The November 2007 issue prints several poems that deal also with what's wonderful and lasting in the mundane and ephemeral:

  • Tiny "Leaf Litter on Rock Face" by Heather McHugh plays with words cleverly while digging into a simple image: dead leaves (once-living) scattered on rocky surface (never-living), when, "The wind wells up / to spill a trail / of onces off the nevers." Her meditation brings her to a sense of something shared among the onces, the nevers, and the living being perceiving them. This is one of many secular poems that hint at religious language and ideas. This one is about "spirit."
  • "Adam's Prayer" by Amanda Jernigan develops in Adam's voice from the Biblical curse, "In the sweat of the face shalt thou eat bread." It turns into a contemplation of work, art, and the seed contained in the fruit of the tree -- another image of the future scrolled into the present.
  • "Just Now" by Peter Campion opens up from a tiny and wonderfully made ladybug that lands on the speaker's watchband while he's feeling anxiety for himself reading news about terrorist violence on the other side of the globe. The juxtaposition helps him to put death and pain in cosmic perspective, and it develops into a prayer for life, even for this "insectile soul" so recently formed from elements to which it will soon return.

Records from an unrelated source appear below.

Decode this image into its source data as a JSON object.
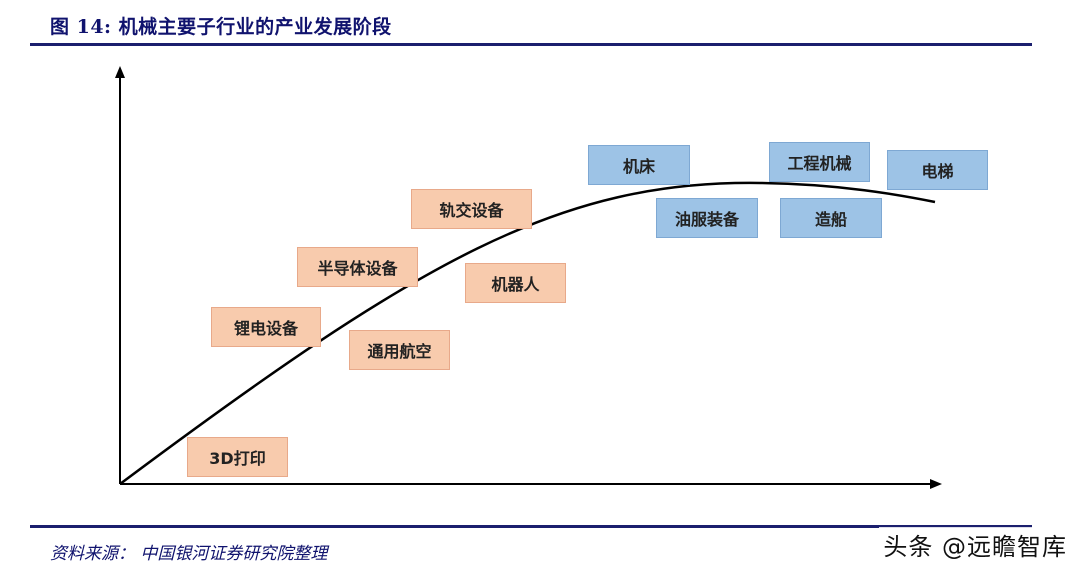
{
  "title": "图 14:  机械主要子行业的产业发展阶段",
  "source": "资料来源：  中国银河证券研究院整理",
  "watermark": "头条 @远瞻智库",
  "colors": {
    "navy": "#10136e",
    "orange_box": "#f8cbad",
    "blue_box": "#9dc3e6",
    "curve": "#000000"
  },
  "stages": {
    "growth": [
      "3D打印",
      "锂电设备",
      "通用航空",
      "半导体设备",
      "机器人",
      "轨交设备"
    ],
    "mature": [
      "机床",
      "油服装备",
      "工程机械",
      "造船",
      "电梯"
    ]
  }
}
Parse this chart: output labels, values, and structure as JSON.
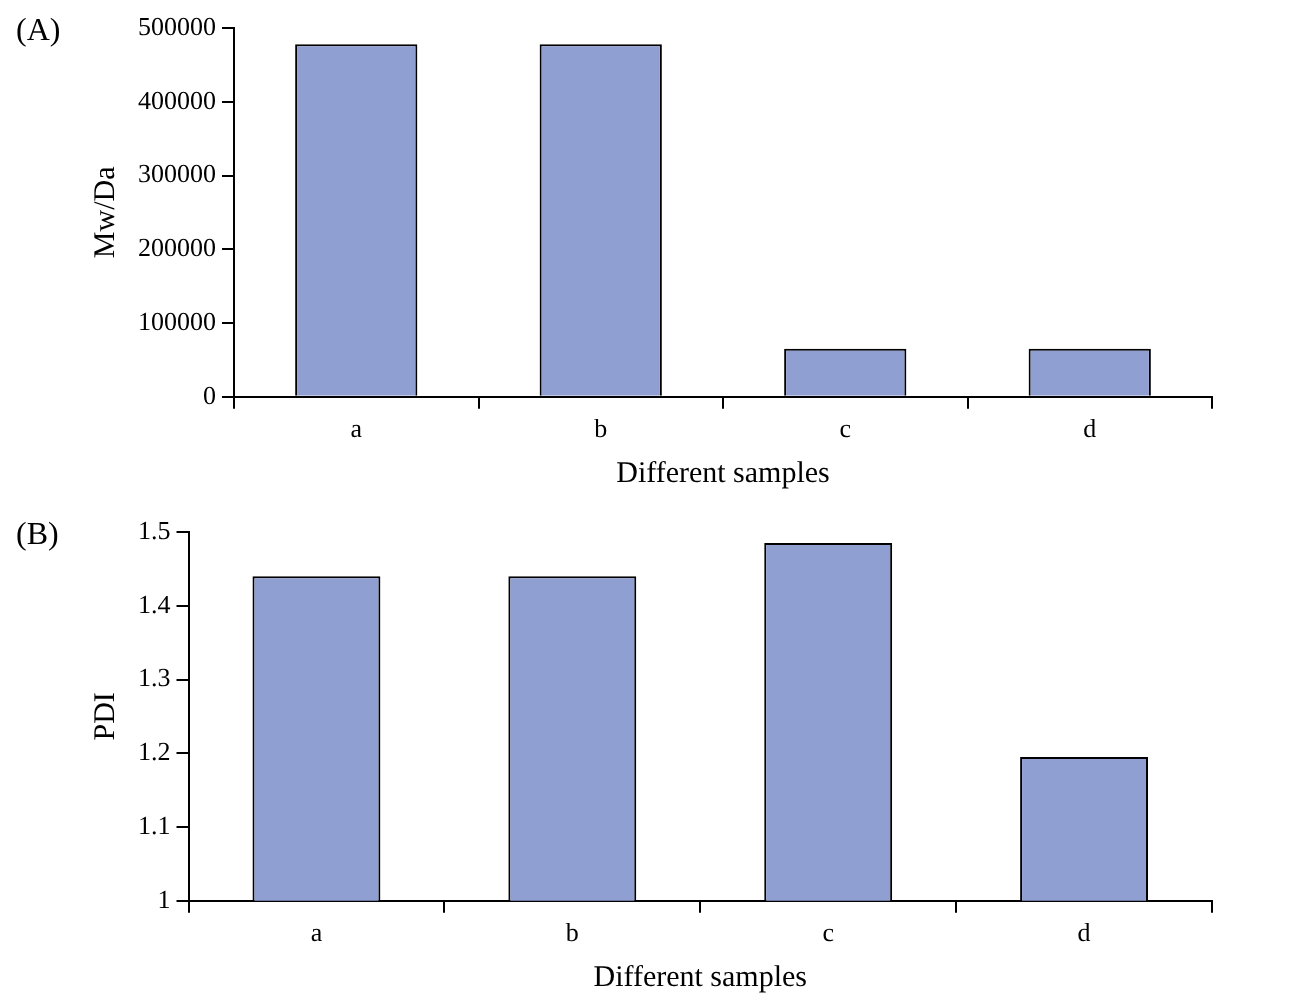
{
  "chart_data": [
    {
      "type": "bar",
      "title": "(A)",
      "categories": [
        "a",
        "b",
        "c",
        "d"
      ],
      "values": [
        478000,
        478000,
        65000,
        65000
      ],
      "color": "#8f9fd1",
      "xlabel": "Different samples",
      "ylabel": "Mw/Da",
      "ylim": [
        0,
        500000
      ],
      "yticks": [
        0,
        100000,
        200000,
        300000,
        400000,
        500000
      ],
      "grid": false,
      "legend": false
    },
    {
      "type": "bar",
      "title": "(B)",
      "categories": [
        "a",
        "b",
        "c",
        "d"
      ],
      "values": [
        1.44,
        1.44,
        1.485,
        1.195
      ],
      "color": "#8f9fd1",
      "xlabel": "Different samples",
      "ylabel": "PDI",
      "ylim": [
        1,
        1.5
      ],
      "yticks": [
        1,
        1.1,
        1.2,
        1.3,
        1.4,
        1.5
      ],
      "grid": false,
      "legend": false
    }
  ]
}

  • "Cat, Failing" comes close to being something you'd put in a condolence card for someone mourning the loss of an old sickly pet, but it reaches beyond "awww" to "ah!" when it touches on something essentially human in the experience of approaching death.

  • The idea of a secular psalm first hit me when I read "Easy as Falling Down Stairs" by Dean Young. Like McHugh's, it starts with a short meditation on how even inanimate objects are in motion, and it becomes a long list of things that are "like the human heart," each item suggesting the next by sound or pun. The reader's imagination is forced to zigzag from one end of the world to another, and, by interrupting his poem with the instructions " (see above) (now get back here)" he even sets the reader's eyes to zigzagging across the page. Like a psalm, it encompasses the vastness of creation before it seems to focus into a kind of love poem.

  • Young's "Undertow" is even more fun. It begins in the third person point of view with a thesis, "People looking at the sea, / makes them feel less terrible about themselves" because the sea behaves "abominably." Then we get thumnails of different people responding to the sea: a vice president, an analyst, an adolescent boy, and even a dog: "Nothing can stay long, cogitates the dog, / So maybe a life of fetch is not a wasted life." But then the poem gets into the point of view of the sea itself, thinking how it has been "kissing all those strangers / forgiving them no matter what." It's a secular image for God, suffused in its depths with "a million fishes seemingly made of light." There's an "undertow" in the poem, too: lots of word choices suggesting violence and illness, references to pollution in the depths, and, finally, how those lovely fishes are eating each other. It calls to mind, not the Christian God, but something more like the Hindu pantheon, with creator and destroyer being equally God.

I wish to remember these poems for the pleasures they celebrate, and the pleasures they give. I'm afraid that nothing much struck me in the issues of POETRY between November and now, but maybe I was too immersed in school work to appreciate what was there.